Featuring work from scholars across disciplines, this book explores where we have been, where we are, and where we might be going. Forwarding key areas of study in feminist rhetoric, the handbook is divided into five interrelated sections—Time: Discovering, Recovering, and Composing our Histories; Space: Setting and Testing Boundaries: Physical and Digital Locales; Movement: Exploring Activism, Migration, and Globalism; Being: Celebrating (and Insisting on) Embodied Praxis; and Becoming: Transforming Hopes into Feminist Practice. Throughout the handbook, contributors survey and document the critical work of feminist rhetoric, pointing to ongoing interests in history, politics, and activism while showcasing new lines of inquiry and new methods of analysis, critique, and intervention.
The first of its kind, this accessibly written handbook will be an indispensable resource for scholars and researchers in the fields of rhetoric, writing studies, communication studies, and women’s and gender studies.

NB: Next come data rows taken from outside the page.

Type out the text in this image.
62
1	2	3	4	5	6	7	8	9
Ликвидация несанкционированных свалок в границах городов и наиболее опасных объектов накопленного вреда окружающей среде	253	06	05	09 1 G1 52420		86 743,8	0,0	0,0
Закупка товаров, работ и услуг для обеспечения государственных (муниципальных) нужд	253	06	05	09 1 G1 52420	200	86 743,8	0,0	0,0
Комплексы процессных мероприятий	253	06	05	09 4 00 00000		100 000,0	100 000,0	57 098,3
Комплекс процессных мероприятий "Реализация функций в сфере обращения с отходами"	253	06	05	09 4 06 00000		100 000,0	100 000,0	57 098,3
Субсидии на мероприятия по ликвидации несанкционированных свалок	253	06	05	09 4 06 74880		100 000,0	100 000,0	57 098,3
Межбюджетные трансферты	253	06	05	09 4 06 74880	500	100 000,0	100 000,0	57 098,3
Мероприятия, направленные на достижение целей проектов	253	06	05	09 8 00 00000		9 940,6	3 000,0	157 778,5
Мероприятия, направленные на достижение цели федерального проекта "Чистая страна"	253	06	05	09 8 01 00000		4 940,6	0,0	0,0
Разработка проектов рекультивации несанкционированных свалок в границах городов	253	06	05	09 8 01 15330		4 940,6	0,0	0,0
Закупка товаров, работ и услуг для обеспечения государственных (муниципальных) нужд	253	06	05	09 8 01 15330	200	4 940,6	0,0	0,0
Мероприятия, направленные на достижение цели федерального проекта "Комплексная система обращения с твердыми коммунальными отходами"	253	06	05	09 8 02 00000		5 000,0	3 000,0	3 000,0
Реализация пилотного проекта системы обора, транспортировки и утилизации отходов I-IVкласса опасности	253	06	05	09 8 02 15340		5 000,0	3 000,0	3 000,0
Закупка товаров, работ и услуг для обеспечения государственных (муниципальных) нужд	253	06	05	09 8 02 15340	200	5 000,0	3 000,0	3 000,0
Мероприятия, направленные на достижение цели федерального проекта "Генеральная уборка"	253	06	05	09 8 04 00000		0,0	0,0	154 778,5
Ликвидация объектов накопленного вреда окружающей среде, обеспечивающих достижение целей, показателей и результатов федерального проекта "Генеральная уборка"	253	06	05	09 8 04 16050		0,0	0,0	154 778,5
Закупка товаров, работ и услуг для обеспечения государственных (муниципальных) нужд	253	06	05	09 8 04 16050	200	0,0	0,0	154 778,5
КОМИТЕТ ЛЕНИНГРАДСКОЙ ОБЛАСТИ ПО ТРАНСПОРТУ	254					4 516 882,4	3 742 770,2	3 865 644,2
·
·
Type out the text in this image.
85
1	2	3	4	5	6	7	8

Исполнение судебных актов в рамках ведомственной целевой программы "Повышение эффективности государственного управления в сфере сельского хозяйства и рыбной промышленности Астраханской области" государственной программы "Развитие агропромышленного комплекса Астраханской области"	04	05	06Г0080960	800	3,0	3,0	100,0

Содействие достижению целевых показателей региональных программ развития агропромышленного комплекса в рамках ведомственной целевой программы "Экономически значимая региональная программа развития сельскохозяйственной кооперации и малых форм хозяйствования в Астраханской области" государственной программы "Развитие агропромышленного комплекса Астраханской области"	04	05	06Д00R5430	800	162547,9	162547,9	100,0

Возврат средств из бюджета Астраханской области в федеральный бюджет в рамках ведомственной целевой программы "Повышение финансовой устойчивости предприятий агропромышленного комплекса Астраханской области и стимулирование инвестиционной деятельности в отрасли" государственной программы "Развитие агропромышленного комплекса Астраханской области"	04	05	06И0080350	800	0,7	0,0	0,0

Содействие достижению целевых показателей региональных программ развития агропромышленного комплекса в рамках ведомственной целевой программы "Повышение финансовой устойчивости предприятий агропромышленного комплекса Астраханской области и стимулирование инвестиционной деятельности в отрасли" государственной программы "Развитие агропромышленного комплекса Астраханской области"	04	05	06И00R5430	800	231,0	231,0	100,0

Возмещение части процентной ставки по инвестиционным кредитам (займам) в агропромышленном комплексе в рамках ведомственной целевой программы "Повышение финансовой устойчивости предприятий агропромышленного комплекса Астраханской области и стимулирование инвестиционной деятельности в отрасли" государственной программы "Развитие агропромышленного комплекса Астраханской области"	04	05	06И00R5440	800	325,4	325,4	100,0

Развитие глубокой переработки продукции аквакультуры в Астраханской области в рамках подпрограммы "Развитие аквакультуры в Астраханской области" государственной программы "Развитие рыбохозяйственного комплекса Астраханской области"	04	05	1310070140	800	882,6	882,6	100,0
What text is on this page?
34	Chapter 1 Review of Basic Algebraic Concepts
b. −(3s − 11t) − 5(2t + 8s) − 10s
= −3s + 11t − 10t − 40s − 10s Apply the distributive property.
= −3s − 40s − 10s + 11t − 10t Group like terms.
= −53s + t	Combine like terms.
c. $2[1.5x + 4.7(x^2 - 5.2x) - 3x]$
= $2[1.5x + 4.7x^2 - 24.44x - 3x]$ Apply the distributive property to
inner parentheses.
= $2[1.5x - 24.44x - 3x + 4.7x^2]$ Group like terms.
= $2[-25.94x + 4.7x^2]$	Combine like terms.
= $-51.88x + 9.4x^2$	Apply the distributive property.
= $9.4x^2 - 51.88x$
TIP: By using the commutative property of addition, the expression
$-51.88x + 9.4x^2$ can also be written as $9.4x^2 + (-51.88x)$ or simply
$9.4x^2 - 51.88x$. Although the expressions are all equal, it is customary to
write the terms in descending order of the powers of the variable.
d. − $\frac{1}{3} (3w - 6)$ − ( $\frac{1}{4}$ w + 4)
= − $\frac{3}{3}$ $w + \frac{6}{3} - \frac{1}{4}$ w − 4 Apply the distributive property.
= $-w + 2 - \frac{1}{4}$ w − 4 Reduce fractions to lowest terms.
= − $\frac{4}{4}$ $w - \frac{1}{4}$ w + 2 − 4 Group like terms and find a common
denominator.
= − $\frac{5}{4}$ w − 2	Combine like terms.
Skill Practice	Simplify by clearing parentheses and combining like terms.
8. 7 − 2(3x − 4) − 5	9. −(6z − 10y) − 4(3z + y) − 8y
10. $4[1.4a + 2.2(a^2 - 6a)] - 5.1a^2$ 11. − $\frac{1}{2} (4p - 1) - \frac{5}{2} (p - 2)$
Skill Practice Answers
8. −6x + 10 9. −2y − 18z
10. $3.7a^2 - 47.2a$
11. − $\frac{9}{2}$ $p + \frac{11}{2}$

Jacqueline Rhodes is the Joan Negley Kelleher Professor of Rhetoric and Composition at The University of Texas at Austin. Her work on queer and feminist rhetorics has been published in journals such as College Composition & Communication, College English, Computers & Composition, enculturation, JAC, Pre/Text, and Rhetoric Review. She edited Rhetoric Society Quarterly from 2020–2023. Her books have won a number of awards, including the 2014 CCCC Outstanding Book Award and the 2015 Computers & Composition Distinguished Book Award. Notably, she is a three-time winner of the CCCC Lavender Rhetorics Award for Excellence in Queer Scholarship. In 2022, she was awarded (with frequent collaborator Jonathan Alexander) the CCCC Exemplar Award.
Suban Nur Cooley is Assistant Professor of African American and African Studies at Michigan State University. She blends the rhetorics of identity and belonging, cultural and digital literacies, and Black feminist theory to help build understanding and broaden perspectives of how we define and value all forms of writing. She was the 2021 recipient of the CCCC James Berlin Memorial Outstanding Dissertation Award and the 2023 recipient of the RSQ Charles Kneupper Award. Her work focuses on the impact of migration and displacement on culture and global Black diaspora feminisms.